Step 1: Define the State¶
First, we need to define the shape of our workflow’s state. We’ll use a Pydantic model that inherits from BaseState.
from junjo import BaseState
class SampleWorkflowState(BaseState):
count: int | None = None
items: list[str]
Step 2: Create the Store¶
Next, we’ll create a BaseStore to manage our state. This store will have one action, set_count, which we’ll use to update the count field in our state.
from junjo import BaseStore
class SampleWorkflowStore(BaseStore[SampleWorkflowState]):
async def set_count(self, payload: int) -> None:
await self.set_state({"count": payload})
Step 3: Create the Nodes¶
Now, let’s create the nodes that will perform the work of our workflow. We’ll create five nodes:
FirstNode: The entry point of our workflow.
CountItemsNode: Counts the items in the state and updates the count.
EvenItemsNode: A node that will be executed if the count is even.
OddItemsNode: A node that will be executed if the count is odd.
FinalNode: The exit point of our workflow.
from junjo import Node
class FirstNode(Node[SampleWorkflowStore]):
async def service(self, store: SampleWorkflowStore) -> None:
print("First Node Executed")
class CountItemsNode(Node[SampleWorkflowStore]):
async def service(self, store: SampleWorkflowStore) -> None:
state = await store.get_state()
items = state.items
count = len(items)
await store.set_count(count)
print(f"Counted {count} items")
class EvenItemsNode(Node[SampleWorkflowStore]):
async def service(self, store: SampleWorkflowStore) -> None:
print("Path taken for even items count.")
class OddItemsNode(Node[SampleWorkflowStore]):
async def service(self, store: SampleWorkflowStore) -> None:
print("Path taken for odd items count.")
class FinalNode(Node[SampleWorkflowStore]):
async def service(self, store: SampleWorkflowStore) -> None:
print("Final Node Executed")
Step 4: Create the Condition¶
We need a Condition to create a branch in our workflow. This condition will check if the count in our state is even.
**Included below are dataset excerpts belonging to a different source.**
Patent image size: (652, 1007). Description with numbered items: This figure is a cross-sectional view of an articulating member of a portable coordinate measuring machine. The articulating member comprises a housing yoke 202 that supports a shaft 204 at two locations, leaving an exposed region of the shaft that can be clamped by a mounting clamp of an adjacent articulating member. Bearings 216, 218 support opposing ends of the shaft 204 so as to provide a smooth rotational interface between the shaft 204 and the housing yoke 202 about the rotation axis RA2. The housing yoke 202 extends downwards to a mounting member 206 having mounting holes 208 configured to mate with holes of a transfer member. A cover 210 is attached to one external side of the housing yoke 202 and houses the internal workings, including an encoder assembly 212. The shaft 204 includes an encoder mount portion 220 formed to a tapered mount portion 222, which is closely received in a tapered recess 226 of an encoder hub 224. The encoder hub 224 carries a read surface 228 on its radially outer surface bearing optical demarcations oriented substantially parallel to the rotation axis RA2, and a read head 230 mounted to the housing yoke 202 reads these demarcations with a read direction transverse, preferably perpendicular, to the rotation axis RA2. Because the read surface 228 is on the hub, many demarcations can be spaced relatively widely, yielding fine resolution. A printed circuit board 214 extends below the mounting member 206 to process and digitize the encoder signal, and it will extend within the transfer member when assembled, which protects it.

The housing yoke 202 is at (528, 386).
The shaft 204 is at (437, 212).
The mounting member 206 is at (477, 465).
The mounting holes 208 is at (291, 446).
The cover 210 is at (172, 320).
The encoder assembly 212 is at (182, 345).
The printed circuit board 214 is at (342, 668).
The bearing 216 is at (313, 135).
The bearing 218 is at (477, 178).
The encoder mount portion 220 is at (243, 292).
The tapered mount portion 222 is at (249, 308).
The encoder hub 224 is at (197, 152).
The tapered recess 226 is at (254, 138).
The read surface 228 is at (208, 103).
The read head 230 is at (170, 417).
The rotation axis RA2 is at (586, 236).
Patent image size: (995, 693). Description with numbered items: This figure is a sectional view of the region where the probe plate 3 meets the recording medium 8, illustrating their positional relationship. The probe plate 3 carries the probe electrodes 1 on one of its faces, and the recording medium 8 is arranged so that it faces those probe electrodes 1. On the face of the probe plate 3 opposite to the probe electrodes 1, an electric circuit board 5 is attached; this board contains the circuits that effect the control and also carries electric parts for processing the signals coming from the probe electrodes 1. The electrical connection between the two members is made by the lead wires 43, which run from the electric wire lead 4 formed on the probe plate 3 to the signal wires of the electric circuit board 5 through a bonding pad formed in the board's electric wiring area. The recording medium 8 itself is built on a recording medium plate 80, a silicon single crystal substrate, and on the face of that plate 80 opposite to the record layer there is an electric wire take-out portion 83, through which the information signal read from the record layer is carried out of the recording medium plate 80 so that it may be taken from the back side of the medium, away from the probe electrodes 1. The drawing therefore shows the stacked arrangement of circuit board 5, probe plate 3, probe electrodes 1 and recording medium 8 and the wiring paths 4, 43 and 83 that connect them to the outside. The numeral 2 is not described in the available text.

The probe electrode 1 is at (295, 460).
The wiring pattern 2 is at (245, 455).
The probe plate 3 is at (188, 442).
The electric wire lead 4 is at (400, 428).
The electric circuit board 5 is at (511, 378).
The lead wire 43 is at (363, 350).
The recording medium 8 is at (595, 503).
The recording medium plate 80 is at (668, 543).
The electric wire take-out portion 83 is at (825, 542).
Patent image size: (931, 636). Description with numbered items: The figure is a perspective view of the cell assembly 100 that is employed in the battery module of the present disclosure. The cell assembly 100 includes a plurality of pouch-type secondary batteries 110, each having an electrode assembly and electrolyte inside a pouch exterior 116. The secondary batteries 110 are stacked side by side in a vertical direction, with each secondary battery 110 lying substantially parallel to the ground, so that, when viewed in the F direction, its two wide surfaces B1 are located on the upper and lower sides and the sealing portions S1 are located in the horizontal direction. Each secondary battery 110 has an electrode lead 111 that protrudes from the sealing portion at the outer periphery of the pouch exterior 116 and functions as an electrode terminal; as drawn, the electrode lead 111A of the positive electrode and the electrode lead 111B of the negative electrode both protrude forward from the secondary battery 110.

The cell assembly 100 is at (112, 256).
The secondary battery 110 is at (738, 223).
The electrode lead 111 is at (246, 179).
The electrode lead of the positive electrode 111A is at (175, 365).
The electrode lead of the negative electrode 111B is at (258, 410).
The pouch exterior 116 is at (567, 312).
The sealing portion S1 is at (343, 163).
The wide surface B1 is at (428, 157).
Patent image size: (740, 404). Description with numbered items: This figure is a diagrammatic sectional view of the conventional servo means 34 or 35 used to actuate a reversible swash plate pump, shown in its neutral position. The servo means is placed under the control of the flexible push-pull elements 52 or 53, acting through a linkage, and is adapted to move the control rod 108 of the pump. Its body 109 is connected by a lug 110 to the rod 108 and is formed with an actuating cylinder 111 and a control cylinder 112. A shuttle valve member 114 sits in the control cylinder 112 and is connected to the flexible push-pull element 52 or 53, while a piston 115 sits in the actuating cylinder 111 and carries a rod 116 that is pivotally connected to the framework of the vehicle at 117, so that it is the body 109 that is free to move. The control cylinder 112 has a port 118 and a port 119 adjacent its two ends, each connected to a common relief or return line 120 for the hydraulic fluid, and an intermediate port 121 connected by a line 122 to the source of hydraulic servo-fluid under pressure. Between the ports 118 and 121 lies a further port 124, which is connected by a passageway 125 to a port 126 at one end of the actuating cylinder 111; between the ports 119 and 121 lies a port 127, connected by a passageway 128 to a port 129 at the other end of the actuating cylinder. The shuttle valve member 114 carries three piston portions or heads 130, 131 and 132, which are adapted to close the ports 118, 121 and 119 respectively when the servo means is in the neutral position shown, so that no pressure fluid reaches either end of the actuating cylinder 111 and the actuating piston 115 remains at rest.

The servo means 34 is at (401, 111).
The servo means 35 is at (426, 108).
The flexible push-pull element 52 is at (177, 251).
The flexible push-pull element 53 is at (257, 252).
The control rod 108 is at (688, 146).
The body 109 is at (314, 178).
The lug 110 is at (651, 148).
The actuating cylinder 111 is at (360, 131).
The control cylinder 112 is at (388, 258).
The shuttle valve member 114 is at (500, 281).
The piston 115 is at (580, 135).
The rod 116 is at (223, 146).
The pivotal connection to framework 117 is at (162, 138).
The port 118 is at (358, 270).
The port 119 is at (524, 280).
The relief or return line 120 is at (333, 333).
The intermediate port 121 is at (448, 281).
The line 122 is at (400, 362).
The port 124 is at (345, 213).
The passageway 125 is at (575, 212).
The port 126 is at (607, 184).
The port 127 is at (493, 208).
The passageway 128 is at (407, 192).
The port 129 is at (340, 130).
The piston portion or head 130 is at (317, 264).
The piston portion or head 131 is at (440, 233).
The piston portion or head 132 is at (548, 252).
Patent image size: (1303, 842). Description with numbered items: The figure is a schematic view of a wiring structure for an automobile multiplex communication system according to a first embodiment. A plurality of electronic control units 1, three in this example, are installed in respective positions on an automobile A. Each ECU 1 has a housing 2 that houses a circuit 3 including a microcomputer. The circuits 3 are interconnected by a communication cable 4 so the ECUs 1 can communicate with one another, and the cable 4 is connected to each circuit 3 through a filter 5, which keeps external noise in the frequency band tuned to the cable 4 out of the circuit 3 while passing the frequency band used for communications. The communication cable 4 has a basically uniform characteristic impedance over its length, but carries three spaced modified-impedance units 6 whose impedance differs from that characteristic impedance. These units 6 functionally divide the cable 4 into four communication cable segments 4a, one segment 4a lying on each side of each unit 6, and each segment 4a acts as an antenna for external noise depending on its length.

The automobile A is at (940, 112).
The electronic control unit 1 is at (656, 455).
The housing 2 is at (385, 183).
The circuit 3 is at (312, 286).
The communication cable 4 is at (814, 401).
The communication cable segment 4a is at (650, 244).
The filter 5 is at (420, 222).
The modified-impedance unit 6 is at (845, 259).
from junjo import Condition
class CountIsEven(Condition[SampleWorkflowState]):
def evaluate(self, state: SampleWorkflowState) -> bool:
count = state.count
if count is None:
return False
return count % 2 == 0
Step 5: Assemble the Graph in a Factory¶
Now we’ll bring everything together in a Graph. We’ll create a graph_factory function that instantiates all of our nodes and assembles them into a Graph.
from junjo import Edge, Graph
def create_graph() -> Graph:
"""
Factory function to create a new instance of the sample workflow graph.
This ensures that each workflow execution gets a fresh, isolated graph,
preventing state conflicts in concurrent environments.
"""
# Instantiate the nodes
first_node = FirstNode()
count_items_node = CountItemsNode()
even_items_node = EvenItemsNode()
odd_items_node = OddItemsNode()
final_node = FinalNode()
# Create the workflow graph
return Graph(
source=first_node,
sink=final_node,
edges=[
Edge(tail=first_node, head=count_items_node),
Edge(tail=count_items_node, head=even_items_node, condition=CountIsEven()),
Edge(tail=count_items_node, head=odd_items_node),
Edge(tail=even_items_node, head=final_node),
Edge(tail=odd_items_node, head=final_node),
]
)
Step 6: Create and Execute the Workflow¶
Finally, we’ll create a Workflow instance and execute it. We’ll pass our graph_factory and a store_factory to the Workflow constructor. The store_factory will create a new instance of our SampleWorkflowStore with some initial data.
from junjo import Workflow
import asyncio
async def main():
# Create the workflow
sample_workflow = Workflow[SampleWorkflowState, SampleWorkflowStore](
name="Getting Started Example Workflow",
graph_factory=create_graph,
store_factory=lambda: SampleWorkflowStore(
initial_state=SampleWorkflowState(
items=["laser", "coffee", "horse"]
)
)
)
# Execute the workflow
await sample_workflow.execute()
print("Final state: ", await sample_workflow.get_state_json())
if __name__ == "__main__":
asyncio.run(main())
Congratulations! You’ve built your first Junjo workflow. You can now run this file and see the output in your console.